Database Indexing: The Only Guide That Won't Make Your Queries Slower
Database indexing explained with real production war stories.
20+ years shipping large-scale distributed systems. Notes here come from systems that actually shipped.
Indexes make SELECT queries faster by reducing disk I/O. But every index slows down INSERT, UPDATE, and DELETE because the index must be updated too. The trick is to index only the columns used in WHERE, JOIN, and ORDER BY clauses — and never index blindly.
Think of a database index like the index at the back of a textbook. Without it, you'd have to flip through every page to find a topic (full table scan). With it, you jump straight to the right page. But every time you add a new page to the book, you also have to update the index — that's the write overhead.
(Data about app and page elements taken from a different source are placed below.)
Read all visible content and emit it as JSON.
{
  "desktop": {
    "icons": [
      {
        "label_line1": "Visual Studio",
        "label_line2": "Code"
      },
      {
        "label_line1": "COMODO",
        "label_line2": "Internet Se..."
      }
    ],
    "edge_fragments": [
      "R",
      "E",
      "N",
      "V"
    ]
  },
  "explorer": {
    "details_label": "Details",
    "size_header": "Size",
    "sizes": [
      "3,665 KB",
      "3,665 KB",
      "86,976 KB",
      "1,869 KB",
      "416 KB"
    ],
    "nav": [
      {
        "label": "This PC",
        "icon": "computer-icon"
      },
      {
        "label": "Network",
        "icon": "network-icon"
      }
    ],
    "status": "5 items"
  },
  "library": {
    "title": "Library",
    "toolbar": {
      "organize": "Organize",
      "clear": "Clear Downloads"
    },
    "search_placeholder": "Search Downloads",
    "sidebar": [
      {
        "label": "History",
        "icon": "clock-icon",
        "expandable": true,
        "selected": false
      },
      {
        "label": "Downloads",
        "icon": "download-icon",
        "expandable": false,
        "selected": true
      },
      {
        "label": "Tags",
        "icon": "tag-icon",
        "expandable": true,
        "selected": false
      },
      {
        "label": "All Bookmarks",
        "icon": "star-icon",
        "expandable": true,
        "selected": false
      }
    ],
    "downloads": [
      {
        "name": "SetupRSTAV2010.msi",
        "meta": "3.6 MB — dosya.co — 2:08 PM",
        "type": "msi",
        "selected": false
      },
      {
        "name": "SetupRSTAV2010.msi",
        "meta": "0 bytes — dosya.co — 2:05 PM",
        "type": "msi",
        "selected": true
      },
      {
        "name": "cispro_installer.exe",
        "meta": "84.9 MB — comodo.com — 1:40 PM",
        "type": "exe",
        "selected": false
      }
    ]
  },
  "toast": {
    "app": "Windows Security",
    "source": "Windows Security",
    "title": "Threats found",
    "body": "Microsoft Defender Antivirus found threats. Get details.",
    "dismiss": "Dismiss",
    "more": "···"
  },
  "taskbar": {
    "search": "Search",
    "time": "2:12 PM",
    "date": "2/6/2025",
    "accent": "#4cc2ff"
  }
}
I've seen a single missing index turn a 50ms API call into a 30-second timeout that took down a checkout service at 3am. The fix was one line of SQL. The cost of not having it was $40k in lost revenue. Database indexing is the single highest-leverage performance optimization you can make — and the easiest to screw up. Most developers either over-index (slowing writes to a crawl) or under-index (wondering why their queries are slow). After this guide, you'll be able to look at any slow query, identify the missing index, and know exactly when adding one will hurt more than help.
How B-Tree Indexes Actually Work (And Why They Fail)
The default index type in every major database is the B-tree. It's a balanced tree where each node holds a range of sorted keys, and leaf nodes point to the actual rows (or row IDs). The tree depth grows logarithmically with data size — a 1-billion-row table needs only about 4-5 levels. That's why a lookup is O(log n). But here's where it breaks: if your query doesn't match the leftmost prefix of the index, the B-tree is useless. A composite index on (a, b, c) can't speed up WHERE b = 5 — it'll fall back to a full scan. I've seen this bring down a reporting dashboard because the WHERE clause filtered on the second column. The fix: either reorder the columns or create a separate index on b.
When to Use Partial Indexes (And When Not To)
A partial index indexes only a subset of rows — those matching a WHERE condition. This shrinks the index size and reduces write overhead. I use them constantly for soft-delete patterns: index only WHERE deleted_at IS NULL. The index is 10x smaller, writes are faster, and queries for active records are still instant. But partial indexes have a gotcha: the query planner only uses them if your query's WHERE clause is a superset of the index's condition. If you index WHERE status = 'active' and query WHERE status = 'active' AND created_at > '2024-01-01', it works. But if you query WHERE status IN ('active', 'pending'), it won't use the partial index — it'll fall back to a full scan. Always match the condition exactly.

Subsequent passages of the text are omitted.